How to Make Your Own Compost
The benefits of compost
Before we get deep into how you can make your own compost, it is imperative that you understand the benefits that compost can bring to your garden. The most important benefit of all is that is enriches your soil with nutrients. Generally, soil isn’t too high in nutrients, and adding compost can really help make your plants healthy and lively due to the nutrients compost adds to the ground. Compost also helps retain the moisture that is added to the soil during rain or watering. This helps in providing the plants with more water for longer durations, essentially adding to their strength and longevity. Compost attracts and helps with the production of bacteria which further break down the compost into hummus, which is great for plants due to its being rich in nutrients. Compost plays a crucial role in preventing certain pests and diseases too. These reasons combined make compost invaluable and imperative for your garden. Now that you’re armed with the knowledge of what compost can provide and motivation for actually making it, let’s jump straight into how you can produce you own compost.
How to make compost
Making compost is a relatively simple process. All you’re going to need is a large container to hold it while it’s being made. Generally you’ll be better off with a large compost bin with wheels, as it makes carrying the compost around a much easier task. If you don’t have a compost bin, then don’t worry; any large sized bin will do perfectly.

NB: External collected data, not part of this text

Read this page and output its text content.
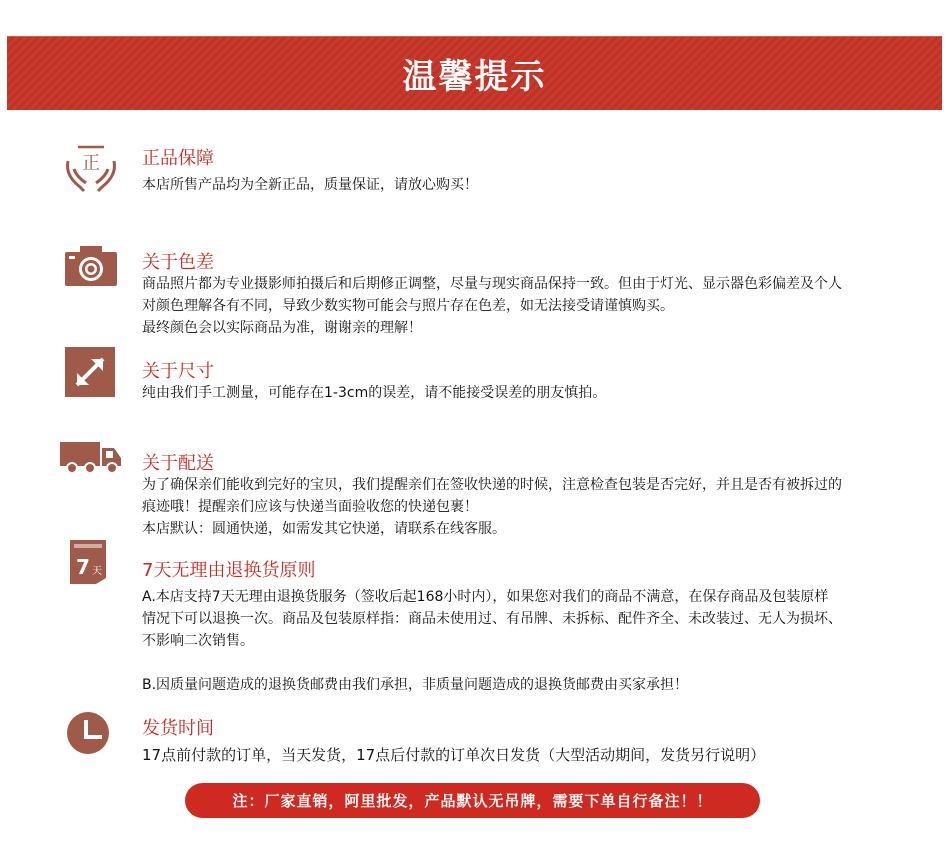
温馨提示
正 正品保障

本店所售产品均为全新正品，质量保证，请放心购买！

关于色差

商品照片都为专业摄影师拍摄后和后期修正调整，尽量与现实商品保持一致。但由于灯光、显示器色彩偏差及个人

对颜色理解各有不同，导致少数实物可能会与照片存在色差，如无法接受请谨慎购买。

最终颜色会以实际商品为准，谢谢亲的理解！

关于尺寸

纯由我们手工测量，可能存在1-3cm的误差，请不能接受误差的朋友慎拍。

关于配送

为了确保亲们能收到完好的宝贝，我们提醒亲们在签收快递的时候，注意检查包装是否完好，并且是否有被拆过的

痕迹哦！提醒亲们应该与快递当面验收您的快递包裹！

本店默认：圆通快递，如需发其它快递，请联系在线客服。

7 天 7天无理由退换货原则

A.本店支持7天无理由退换货服务（签收后起168小时内），如果您对我们的商品不满意，在保存商品及包装原样

情况下可以退换一次。商品及包装原样指：商品未使用过、有吊牌、未拆标、配件齐全、未改装过、无人为损坏、

不影响二次销售。

B.因质量问题造成的退换货邮费由我们承担，非质量问题造成的退换货邮费由买家承担！

发货时间

17点前付款的订单，当天发货，17点后付款的订单次日发货（大型活动期间，发货另行说明）

注：厂家直销，阿里批发，产品默认无吊牌，需要下单自行备注！！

To actually start the compost producing procedure, you’ll have to start adding any organic plant pieces you have. What would generally be thrown out in the garbage, you’ll now be storing in your compost bin. Those organic pieces can be anything, ranging from remnants of a lawn mowing session, or the left over clippings from when you’ve sheared your plants to make them neat. This isn’t necessarily confined to what comes from your garden either; you can add any vegetable leftovers from the kitchen as well.

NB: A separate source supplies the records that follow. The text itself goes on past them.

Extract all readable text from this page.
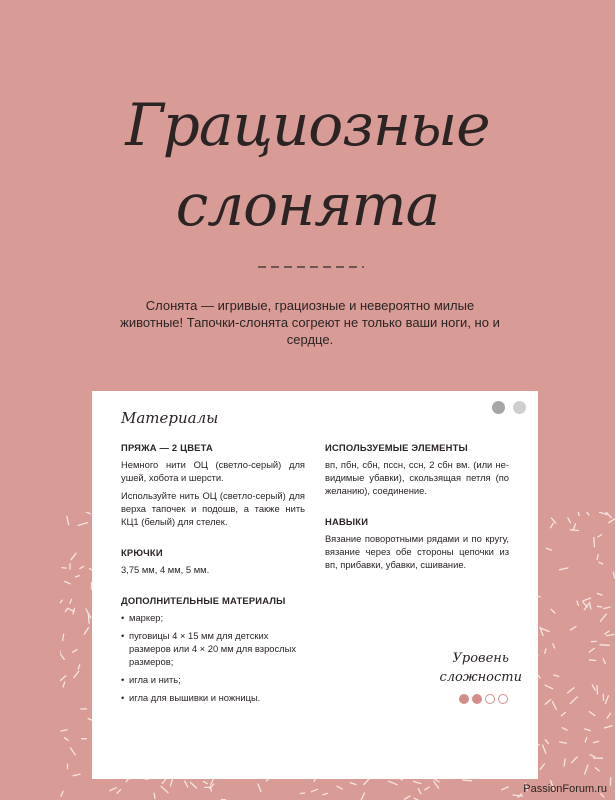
Грациозные
слонята
Слонята — игривые, грациозные и невероятно милые животные! Тапочки-слонята согреют не только ваши ноги, но и сердце.
Материалы
ПРЯЖА — 2 ЦВЕТА
Немного нити ОЦ (светло-серый) для ушей, хобота и шерсти.
Используйте нить ОЦ (светло-серый) для верха тапочек и подошв, а также нить КЦ1 (белый) для стелек.
КРЮЧКИ
3,75 мм, 4 мм, 5 мм.
ДОПОЛНИТЕЛЬНЫЕ МАТЕРИАЛЫ
• маркер;
• пуговицы 4 × 15 мм для детских размеров или 4 × 20 мм для взрослых размеров;
• игла и нить;
• игла для вышивки и ножницы.
ИСПОЛЬЗУЕМЫЕ ЭЛЕМЕНТЫ
вп, пбн, сбн, пссн, ссн, 2 сбн вм. (или не-видимые убавки), скользящая петля (по желанию), соединение.
НАВЫКИ
Вязание поворотными рядами и по кругу, вязание через обе стороны цепочки из вп, прибавки, убавки, сшивание.
Уровень
сложности
PassionForum.ru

Keep adding small quantities of water to the mixture occasionally. Make sure that you’re adding just enough to keep the mixture moist. Adding too much water will result in counter productivity, as this will cause the microorganisms in the mixture to die off, which will ultimately result in your mixture rotting and going to waste.
If the mixture is performing as it should be, then it will be nice and warm. If it isn’t warm after some time, then you may have made a mistake in the process or added too much water. If it is beginning to become warm, then you’re on the right track. A moderate stirring of the mixture can speed up the process. Keep the light moisturizing routine up, and keep going for an approximate 3 months. This is around the time when the decomposition process will have completed.
Once complete, the mixture will lose its warmth, and will have a hard, brown and soil like texture. It is now ready to be used.